Amigos entrañables de este pequeño gran pueblo
que en 1959 era un fuerte centro económico e industrial y que hoy, como “gran aporte”
de la incompetente revolución castrista, tienen que dedicarse a la agricultura
en su más rudimentaria forma.
Se lo debo a los grandes amigos que hice
durante mi permanencia en Angola en los años 1976 y 1977, quienes generosamente
partimos a luchar a otras lejanas tierras de nuestro mundo, para pagar esa
deuda que nos hicieron creer teníamos.
Lo debo en principio a mis hijos y esposa, a quienes
les fallé demasiado y les falté en incontables e importantes momentos de sus
vidas, porque estaba trabajando arduamente para ayudar a construir ese país
prometido y que queríamos forjar para nuestros hijos y la “patria” era primero.
Estoy seguro que, de haber pensado más en ellos
como me han demostrado los “grandes hombres”, desde mucho tiempo antes hubiéramos
estado viviendo como se merece todo ser humano. Y mi eterna compañera, Nancy,
no hubiera pasado tanto trabajo pues la casa donde vivíamos era inhabitable.
Y a mi hija Shenia, que se codeaba con
hijos y nietos de esos “insignes patriotas” y a la que la política en nada le
interesaba y que me comentó en varias ocasiones que yo había sido un “gran
tonto” y que esos “señores” eran todos unos descarados y unos vive bien.
Y a mi hija Sheila, a quien cuando visité por
primera en el Campamento de pioneros de Tarará, y no había acabado de bajarme
del “Jeep” en que fui, me preguntó: ¿Papi, por qué nosotros no vivimos en una
casa bonita como esta?
Y a mi hijo Yoandy, que hoy vive en la diáspora como
un emigrante más. Yoandy, desde que tenía trece años, vivió sufriendo porque no
quería permanecer en su país pasando trabajos y necesidades y sin esperanzas de
un cambio o de salir adelante.
Pero por encima de todo se lo debo a dos
personas, las que, a pesar de ser pobres, se las ingeniaron para que a mi
hermano y a mí, jamás nos faltara un vaso de leche que tomar, un pedazo de
carne que comer, un par de zapatos para calzar y la necesaria ropa para vestir.

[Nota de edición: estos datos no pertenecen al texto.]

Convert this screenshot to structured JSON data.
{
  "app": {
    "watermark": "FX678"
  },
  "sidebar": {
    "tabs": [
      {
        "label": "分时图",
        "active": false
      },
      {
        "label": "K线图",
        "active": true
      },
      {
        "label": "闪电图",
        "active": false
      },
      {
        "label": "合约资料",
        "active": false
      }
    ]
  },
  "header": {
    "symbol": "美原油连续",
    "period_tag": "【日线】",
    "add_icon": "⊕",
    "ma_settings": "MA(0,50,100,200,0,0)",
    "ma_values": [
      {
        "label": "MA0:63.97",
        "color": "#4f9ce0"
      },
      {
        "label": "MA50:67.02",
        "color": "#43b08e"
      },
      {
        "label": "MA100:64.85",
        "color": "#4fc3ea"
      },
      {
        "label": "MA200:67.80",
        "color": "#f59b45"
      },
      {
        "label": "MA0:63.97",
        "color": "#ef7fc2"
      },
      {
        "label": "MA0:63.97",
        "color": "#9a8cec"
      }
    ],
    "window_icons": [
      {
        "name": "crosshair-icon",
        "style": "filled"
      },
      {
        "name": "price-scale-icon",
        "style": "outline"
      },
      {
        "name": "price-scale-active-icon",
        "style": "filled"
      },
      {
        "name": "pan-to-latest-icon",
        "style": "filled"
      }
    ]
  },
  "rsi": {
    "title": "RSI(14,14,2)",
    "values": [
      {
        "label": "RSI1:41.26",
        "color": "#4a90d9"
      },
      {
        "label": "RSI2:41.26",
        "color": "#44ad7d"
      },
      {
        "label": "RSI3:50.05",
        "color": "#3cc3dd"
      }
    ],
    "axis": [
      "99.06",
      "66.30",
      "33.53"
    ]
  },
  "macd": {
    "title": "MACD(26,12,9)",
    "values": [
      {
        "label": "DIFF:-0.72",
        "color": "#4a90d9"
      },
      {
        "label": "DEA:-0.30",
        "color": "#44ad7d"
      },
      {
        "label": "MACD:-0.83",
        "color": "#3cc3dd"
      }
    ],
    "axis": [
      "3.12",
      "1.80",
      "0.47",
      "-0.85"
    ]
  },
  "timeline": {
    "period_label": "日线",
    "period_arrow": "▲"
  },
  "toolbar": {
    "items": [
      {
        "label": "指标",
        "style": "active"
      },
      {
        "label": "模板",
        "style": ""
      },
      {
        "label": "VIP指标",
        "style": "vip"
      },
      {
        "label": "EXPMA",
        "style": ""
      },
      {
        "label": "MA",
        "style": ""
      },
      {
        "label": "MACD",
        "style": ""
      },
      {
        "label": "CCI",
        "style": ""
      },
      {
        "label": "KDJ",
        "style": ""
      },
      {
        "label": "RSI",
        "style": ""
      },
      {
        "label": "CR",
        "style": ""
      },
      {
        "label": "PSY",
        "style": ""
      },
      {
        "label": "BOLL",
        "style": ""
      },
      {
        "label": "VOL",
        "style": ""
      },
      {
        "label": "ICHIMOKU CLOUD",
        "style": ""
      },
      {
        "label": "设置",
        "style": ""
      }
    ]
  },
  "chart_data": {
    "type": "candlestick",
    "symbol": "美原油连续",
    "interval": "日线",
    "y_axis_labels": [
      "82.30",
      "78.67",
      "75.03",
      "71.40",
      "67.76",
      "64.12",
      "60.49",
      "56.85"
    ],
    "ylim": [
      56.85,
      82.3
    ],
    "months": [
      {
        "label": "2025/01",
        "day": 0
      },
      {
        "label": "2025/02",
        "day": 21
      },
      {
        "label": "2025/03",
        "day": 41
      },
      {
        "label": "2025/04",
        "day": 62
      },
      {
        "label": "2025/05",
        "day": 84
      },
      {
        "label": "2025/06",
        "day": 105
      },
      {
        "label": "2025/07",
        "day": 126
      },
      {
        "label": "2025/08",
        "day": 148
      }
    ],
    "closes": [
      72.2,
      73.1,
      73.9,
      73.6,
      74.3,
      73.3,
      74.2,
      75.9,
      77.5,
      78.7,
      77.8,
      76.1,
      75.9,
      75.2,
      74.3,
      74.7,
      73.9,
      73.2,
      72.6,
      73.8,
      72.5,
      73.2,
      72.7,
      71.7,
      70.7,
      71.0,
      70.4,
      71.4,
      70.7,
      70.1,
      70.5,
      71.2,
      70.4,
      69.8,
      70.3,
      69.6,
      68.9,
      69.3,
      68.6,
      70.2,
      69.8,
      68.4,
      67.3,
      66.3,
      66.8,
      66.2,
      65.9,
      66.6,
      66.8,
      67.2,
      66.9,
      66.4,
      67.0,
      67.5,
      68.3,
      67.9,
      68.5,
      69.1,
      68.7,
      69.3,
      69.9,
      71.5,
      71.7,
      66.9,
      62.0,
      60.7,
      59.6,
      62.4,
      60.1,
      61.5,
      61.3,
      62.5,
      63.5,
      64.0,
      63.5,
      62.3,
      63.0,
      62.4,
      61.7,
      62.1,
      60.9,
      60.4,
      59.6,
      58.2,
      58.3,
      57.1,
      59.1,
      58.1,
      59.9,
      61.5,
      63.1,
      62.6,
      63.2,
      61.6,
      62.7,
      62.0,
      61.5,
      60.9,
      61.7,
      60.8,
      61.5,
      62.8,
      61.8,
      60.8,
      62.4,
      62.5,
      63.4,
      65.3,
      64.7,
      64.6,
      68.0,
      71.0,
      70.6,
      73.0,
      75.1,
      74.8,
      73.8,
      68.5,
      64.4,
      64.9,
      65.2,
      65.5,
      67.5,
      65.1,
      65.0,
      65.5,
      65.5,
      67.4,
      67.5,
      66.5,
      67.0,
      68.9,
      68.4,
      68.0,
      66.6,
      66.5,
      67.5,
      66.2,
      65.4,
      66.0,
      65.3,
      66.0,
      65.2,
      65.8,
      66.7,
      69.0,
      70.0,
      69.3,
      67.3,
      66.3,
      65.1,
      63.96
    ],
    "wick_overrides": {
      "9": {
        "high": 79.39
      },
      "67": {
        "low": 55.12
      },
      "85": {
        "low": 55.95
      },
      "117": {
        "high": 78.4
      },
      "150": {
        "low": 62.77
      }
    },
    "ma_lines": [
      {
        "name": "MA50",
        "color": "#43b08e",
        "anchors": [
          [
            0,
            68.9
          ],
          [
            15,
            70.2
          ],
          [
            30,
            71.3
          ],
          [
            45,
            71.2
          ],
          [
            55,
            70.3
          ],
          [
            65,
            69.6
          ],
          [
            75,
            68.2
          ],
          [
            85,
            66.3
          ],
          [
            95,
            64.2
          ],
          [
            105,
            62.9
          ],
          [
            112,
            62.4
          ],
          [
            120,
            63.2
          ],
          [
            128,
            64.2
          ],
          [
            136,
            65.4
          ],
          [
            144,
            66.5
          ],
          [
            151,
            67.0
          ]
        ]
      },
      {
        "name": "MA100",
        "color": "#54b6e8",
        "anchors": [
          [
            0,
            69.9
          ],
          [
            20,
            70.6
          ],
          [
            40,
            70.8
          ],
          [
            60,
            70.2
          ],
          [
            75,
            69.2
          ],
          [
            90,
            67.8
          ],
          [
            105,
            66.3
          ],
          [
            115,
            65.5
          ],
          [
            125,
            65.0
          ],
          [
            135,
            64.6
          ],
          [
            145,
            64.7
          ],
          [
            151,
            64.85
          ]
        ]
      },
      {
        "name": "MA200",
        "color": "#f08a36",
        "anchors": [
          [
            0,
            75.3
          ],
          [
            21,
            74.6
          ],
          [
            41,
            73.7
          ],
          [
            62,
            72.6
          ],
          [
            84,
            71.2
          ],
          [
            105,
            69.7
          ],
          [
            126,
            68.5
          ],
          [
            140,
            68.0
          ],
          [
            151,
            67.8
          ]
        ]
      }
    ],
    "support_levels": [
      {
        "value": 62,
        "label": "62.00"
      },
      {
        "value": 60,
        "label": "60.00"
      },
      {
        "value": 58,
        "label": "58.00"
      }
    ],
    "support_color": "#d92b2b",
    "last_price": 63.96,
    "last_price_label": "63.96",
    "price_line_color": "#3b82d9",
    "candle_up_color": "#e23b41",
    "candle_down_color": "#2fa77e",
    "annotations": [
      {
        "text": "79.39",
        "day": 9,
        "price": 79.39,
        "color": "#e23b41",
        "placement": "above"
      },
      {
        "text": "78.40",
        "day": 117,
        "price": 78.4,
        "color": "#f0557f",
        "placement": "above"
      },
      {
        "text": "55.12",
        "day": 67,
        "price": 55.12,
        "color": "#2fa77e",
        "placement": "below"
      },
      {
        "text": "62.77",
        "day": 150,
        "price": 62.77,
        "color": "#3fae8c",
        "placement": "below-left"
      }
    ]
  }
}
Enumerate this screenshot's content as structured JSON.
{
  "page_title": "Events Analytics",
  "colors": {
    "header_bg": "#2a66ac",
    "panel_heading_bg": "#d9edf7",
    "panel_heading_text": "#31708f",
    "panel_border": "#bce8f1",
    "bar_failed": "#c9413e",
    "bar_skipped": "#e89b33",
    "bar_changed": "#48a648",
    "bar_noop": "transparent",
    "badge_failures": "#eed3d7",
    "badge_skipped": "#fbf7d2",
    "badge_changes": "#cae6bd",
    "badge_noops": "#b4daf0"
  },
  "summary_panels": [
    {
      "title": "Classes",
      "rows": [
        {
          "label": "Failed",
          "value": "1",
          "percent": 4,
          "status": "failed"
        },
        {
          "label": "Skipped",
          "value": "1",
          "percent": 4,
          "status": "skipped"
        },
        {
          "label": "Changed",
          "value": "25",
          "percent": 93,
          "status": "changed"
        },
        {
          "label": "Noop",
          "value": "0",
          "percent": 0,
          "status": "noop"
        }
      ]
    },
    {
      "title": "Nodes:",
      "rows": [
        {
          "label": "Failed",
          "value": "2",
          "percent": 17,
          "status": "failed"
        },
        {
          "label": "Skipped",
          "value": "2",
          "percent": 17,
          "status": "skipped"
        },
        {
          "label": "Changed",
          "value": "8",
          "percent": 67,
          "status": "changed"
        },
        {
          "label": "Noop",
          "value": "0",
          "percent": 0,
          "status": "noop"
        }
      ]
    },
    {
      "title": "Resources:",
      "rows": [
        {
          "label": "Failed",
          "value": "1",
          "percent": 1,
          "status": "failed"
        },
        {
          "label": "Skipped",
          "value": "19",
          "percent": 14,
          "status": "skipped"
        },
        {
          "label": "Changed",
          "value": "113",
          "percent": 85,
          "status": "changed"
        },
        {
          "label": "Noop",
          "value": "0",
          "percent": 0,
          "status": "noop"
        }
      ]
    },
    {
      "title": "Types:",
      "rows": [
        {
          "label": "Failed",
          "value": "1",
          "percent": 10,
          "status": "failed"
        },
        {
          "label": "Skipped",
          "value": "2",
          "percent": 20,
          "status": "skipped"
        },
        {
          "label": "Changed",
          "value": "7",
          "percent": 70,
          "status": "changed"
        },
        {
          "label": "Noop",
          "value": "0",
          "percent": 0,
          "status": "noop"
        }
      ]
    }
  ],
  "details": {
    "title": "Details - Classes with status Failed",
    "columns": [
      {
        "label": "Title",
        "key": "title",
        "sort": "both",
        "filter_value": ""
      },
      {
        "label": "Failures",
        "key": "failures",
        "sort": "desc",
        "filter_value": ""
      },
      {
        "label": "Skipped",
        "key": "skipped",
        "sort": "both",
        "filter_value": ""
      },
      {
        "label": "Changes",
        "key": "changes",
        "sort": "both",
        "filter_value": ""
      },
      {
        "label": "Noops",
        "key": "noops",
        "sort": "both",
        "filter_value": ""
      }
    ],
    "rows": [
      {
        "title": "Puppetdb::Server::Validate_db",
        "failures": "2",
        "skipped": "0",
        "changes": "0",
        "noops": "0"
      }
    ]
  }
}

También se las ingeniaron para que nunca faltara en mi pequeño bolsillo, un
“níquel” para la merienda escolar y los veinticinco “kilos” para la tanda el
domingo en el cine del pueblo.
Esas dos personas, son mis padres, que me
protegieron y lucharon porque me educara y fuera un hombre de bien. Mi dulce y
cariñosa madre que tanto luchó y trabajó y a pesar de todo me decía: “Por lo único
que hubiera deseado ser joven en este gobierno es para haber estudiado una
carrera. Lo demás no vale”.
A mi padre también se lo debo. Ese recio y
noble hombre, que vivió de Menocal a Batista y de Batista a Fidel. Un hombre al
que durante cuarenta años jamás lo vi quejarse ni protestar por nada y que me
dijo a finales de 1991 con los ojos aguados:
“Hijo, en los setenta y cinco años que tengo,
con ningún gobierno he pasado el hambre y las gigantescas necesidades que he
pasado y sigo pasando con éste.”
Y como señalé, lo que se debe se paga. Yo tengo
una deuda y muchísimos cubanos más también lo tienen con sus “viejos”, con sus
hijos y con ellos mismos.
Hay que pagar ese adeudo. Por eso, ¡a pagar se
ha dicho!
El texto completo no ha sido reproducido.